生成される画像は、模様が若干変わる(主に原点付近)だけで細部の構造は大体同じです。

ギャラリー
以下、関連画像集です。

IFS版マンデルブロ集合の、-0.16+1.03i付近の拡大図です。
普通のマンデルブロ集合だと飛び地のある場所ですが、この画像でもそれっぽい形が見えます。

先程のコードの、
n=f(0,0,(float)a/500.0-2.0,(float)b/500.0-2.0,25);この部分を、
n=f((float)a/500.0-2.0,(float)b/500.0-2.0,0.25,0,25);このように書き換えることでISF版ジュリア集合を描画できます。

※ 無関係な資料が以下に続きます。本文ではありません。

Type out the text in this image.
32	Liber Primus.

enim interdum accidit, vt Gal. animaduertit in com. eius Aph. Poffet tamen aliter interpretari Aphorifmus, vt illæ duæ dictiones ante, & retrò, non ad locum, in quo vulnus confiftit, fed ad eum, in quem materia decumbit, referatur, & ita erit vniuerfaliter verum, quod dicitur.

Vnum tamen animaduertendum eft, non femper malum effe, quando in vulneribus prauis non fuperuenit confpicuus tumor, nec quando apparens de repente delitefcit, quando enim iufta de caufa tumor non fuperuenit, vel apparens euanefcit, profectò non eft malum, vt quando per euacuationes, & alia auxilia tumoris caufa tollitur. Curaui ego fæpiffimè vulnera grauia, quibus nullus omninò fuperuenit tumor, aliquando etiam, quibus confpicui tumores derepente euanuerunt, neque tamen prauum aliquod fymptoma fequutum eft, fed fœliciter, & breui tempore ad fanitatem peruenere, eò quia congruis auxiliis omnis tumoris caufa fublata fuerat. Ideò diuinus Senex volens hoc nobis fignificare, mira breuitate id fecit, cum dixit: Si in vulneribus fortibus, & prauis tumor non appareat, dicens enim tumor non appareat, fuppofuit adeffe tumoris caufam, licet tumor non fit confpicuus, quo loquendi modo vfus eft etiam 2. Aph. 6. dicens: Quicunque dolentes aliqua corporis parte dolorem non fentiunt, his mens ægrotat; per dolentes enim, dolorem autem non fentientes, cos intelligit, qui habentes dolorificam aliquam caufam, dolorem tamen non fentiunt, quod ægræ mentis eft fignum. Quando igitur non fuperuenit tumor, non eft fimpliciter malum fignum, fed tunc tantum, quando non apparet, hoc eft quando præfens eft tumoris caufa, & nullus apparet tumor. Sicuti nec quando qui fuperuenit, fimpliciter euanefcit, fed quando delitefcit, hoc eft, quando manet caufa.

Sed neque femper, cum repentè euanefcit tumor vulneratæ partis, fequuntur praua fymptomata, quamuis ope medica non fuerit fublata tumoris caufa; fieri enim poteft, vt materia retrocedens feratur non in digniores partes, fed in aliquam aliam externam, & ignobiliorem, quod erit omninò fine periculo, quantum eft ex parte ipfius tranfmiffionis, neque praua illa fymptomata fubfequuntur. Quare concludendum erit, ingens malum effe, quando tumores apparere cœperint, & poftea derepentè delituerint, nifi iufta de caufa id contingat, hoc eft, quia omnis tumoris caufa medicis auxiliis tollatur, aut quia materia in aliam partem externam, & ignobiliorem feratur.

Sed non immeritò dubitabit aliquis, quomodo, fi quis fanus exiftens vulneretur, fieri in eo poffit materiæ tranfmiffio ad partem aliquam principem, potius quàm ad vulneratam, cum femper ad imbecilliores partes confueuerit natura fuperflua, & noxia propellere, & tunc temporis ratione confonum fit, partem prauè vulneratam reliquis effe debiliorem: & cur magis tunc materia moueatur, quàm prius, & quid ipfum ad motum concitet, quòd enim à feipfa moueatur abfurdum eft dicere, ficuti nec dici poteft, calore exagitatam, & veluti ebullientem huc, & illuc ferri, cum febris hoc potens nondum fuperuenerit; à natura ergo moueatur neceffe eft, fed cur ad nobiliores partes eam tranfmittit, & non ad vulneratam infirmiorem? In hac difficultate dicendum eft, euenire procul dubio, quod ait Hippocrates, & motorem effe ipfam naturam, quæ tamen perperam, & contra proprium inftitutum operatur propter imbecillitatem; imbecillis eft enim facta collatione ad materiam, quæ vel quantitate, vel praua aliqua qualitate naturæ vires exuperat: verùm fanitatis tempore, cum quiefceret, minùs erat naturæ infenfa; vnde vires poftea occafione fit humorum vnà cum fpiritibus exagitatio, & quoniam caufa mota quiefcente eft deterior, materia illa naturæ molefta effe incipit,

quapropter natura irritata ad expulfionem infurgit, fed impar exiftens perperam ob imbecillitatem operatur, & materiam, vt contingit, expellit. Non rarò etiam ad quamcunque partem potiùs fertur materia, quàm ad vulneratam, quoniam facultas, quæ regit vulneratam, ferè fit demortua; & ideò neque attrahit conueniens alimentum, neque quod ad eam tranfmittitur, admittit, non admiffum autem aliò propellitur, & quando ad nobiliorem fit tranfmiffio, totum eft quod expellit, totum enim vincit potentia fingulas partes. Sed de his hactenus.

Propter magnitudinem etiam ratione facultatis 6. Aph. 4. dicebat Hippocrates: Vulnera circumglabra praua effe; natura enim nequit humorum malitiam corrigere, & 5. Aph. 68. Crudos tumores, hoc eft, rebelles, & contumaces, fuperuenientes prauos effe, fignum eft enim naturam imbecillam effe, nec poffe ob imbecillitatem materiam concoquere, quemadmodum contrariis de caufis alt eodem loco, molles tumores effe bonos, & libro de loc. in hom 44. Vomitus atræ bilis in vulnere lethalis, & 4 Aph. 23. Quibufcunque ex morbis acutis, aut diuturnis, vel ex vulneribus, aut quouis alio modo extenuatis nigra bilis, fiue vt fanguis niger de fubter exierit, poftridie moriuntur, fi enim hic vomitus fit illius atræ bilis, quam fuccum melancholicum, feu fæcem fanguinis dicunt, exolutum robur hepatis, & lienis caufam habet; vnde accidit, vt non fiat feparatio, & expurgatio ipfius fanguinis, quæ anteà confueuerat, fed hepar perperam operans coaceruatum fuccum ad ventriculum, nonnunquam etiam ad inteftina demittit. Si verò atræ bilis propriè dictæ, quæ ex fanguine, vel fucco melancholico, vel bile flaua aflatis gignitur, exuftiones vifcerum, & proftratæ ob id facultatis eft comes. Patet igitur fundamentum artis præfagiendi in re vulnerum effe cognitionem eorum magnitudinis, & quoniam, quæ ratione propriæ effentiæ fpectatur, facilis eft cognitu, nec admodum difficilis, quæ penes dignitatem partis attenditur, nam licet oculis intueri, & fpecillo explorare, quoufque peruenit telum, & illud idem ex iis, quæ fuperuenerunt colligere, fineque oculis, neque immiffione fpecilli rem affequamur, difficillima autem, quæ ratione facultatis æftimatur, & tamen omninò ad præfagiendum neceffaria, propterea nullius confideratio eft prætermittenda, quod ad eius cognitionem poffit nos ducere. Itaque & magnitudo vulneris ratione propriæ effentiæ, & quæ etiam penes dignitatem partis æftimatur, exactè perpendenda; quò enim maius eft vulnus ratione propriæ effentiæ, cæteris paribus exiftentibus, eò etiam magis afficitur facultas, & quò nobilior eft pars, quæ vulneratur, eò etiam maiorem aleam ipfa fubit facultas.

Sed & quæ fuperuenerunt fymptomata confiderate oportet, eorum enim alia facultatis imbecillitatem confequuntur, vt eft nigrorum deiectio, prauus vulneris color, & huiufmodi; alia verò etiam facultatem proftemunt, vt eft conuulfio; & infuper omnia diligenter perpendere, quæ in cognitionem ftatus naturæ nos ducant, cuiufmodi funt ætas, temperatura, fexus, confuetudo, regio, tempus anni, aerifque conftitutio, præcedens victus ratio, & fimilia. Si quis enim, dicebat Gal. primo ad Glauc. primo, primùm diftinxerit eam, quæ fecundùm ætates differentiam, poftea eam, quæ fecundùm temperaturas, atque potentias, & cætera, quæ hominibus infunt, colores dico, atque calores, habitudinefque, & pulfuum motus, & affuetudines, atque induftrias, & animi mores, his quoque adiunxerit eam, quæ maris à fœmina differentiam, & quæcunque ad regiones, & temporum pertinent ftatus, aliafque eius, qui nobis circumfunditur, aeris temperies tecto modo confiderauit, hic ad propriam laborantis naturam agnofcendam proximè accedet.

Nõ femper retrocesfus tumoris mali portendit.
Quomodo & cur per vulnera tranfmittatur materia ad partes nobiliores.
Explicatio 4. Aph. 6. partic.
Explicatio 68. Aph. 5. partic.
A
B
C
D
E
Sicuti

IFS版ジュリア集合は普通のジュリア集合と似た形になるようですが、枝分かれ等の細かい特徴は反映されないこともあるようです。



$${z^3+c}$$も、普通のマンデルブロ集合・ジュリア集合と同じように描画できるようです。
なお、どんな関数でもescape time algorithmと同様に描画できるわけではなく、例えば$${\frac{c}{z^2-1}+1}$$とかは$${2z}$$との組み合わせだと上手くいかないようです。




1次関数の係数を大きくすると、何故か内側と外側の2層に分離するようです。


$${z^2+c,2z}$$の場合と違い、$${z^2+c,4z}$$の組み合わせだとジュリア集合は通常の形に近くなるようです。

トリコーンのIFS版です。
元のトリコーンでは何もなかった中央部分の周りにもギザギザした模様ができています。


バーニングシップ・フラクタルのIFSバージョンです。

「マンデルブロ集合とIFSを組み合わせる」という事を思いついてから、最初に試したパターンがこれです。
$${z^2+c,2z}$$とと比べるとあまりマンデルブロ集合っぽくないです。